Listening’s hard when you’re hard of hearing

Published 12:54 pm Thursday, September 1, 2016

There is a reason I wrote “Lions learn about hearing” in Wednesday’s edition. Through the story, you learn what the Farmville Lions Club did: Longwood Speech, Hearing & Learning Services is a very special place.

The Lions contacted me almost three weeks before the tour, hoping to have a reporter join them. I told them I’d do it myself — not because I didn’t trust anyone else to do it; we have great reporters — for completely selfish reasons.

You see, I’m hard of hearing, too.

Email newsletter signup

I was born completely deaf in my left ear, likely the result of my mother contracting German measles (rubella) while pregnant with me. She didn’t realize it until I was 3 years old, when she called me for dinner and couldn’t get me to respond. She was on my left side; I couldn’t hear her.

I occasionally wore cross-aids — wire around my neck with a receiver on my left ear and the actual aid on my right. They were uncomfortable and confusing, actually.

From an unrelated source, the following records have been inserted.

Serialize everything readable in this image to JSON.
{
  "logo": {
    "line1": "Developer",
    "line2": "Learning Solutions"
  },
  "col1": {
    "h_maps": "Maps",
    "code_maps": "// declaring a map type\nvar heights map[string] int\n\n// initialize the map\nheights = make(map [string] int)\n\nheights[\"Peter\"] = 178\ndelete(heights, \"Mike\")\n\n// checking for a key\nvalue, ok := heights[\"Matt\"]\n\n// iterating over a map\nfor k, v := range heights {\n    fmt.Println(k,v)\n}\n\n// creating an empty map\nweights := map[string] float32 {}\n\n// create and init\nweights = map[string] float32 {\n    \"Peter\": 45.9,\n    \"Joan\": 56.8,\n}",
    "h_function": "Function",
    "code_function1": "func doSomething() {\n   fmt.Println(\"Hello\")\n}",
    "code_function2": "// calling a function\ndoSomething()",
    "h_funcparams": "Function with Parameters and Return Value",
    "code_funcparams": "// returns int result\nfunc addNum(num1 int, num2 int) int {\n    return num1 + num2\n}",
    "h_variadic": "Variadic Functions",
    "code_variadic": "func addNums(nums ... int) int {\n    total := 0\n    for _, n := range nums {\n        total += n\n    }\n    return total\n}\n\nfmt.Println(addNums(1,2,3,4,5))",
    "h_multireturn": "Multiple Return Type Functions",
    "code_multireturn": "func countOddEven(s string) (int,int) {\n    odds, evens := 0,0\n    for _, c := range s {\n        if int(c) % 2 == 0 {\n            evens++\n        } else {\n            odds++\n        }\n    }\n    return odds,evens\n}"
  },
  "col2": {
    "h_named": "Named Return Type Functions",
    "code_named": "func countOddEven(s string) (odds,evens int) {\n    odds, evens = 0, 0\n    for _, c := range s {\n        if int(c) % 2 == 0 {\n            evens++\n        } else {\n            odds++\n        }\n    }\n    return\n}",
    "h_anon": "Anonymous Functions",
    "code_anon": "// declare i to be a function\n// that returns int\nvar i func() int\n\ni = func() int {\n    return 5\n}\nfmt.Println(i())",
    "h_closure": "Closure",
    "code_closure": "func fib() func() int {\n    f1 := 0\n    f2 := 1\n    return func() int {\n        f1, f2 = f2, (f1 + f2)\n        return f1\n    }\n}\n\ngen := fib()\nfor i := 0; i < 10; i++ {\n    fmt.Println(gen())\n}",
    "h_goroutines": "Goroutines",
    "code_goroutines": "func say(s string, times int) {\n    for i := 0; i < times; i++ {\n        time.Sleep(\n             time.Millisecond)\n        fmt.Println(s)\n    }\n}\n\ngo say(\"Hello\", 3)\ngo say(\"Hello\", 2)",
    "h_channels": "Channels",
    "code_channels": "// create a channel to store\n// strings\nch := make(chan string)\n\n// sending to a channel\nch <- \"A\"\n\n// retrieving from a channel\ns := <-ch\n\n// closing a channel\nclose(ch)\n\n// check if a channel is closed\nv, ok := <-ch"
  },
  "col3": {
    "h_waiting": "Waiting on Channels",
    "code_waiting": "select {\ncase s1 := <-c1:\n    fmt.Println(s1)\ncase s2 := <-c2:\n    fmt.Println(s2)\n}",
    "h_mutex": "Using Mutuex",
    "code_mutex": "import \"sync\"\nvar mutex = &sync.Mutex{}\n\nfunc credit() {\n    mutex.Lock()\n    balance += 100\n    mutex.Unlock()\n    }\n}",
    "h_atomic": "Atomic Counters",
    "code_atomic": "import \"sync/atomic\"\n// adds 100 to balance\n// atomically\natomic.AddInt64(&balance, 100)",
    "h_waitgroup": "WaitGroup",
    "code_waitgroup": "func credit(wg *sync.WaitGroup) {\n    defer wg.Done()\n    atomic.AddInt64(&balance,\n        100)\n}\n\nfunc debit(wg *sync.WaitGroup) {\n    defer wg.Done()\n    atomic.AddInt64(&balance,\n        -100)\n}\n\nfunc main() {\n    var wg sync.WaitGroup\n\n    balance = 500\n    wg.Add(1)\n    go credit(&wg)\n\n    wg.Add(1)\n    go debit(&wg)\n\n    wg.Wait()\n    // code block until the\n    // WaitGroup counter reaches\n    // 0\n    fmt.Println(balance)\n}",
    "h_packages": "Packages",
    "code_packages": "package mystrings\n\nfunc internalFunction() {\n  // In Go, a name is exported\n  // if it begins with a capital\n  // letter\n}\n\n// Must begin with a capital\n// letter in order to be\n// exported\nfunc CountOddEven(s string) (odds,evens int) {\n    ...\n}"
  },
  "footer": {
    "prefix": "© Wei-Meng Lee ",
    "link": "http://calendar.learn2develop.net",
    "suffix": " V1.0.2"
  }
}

From my mid-teens to my late 20s, I worked as a radio announcer. During those 14 years, I damaged the hearing in my good ear by listening to music, loudly, on headphones or through large studio speakers. I lost a good deal of my high-frequency response and, therefore, have trouble discerning soft consonant sounds: ch, th, ph and so on. Even with a clarifying hearing aid, I can have a great deal of trouble understanding what someone’s said on the first try, especially in noisy situations.

So, protect your hearing and get checked out. If you think you have a hearing loss, don’t wait to have an exam. Get help, get hearing aids and wear them. It could change your life for the better.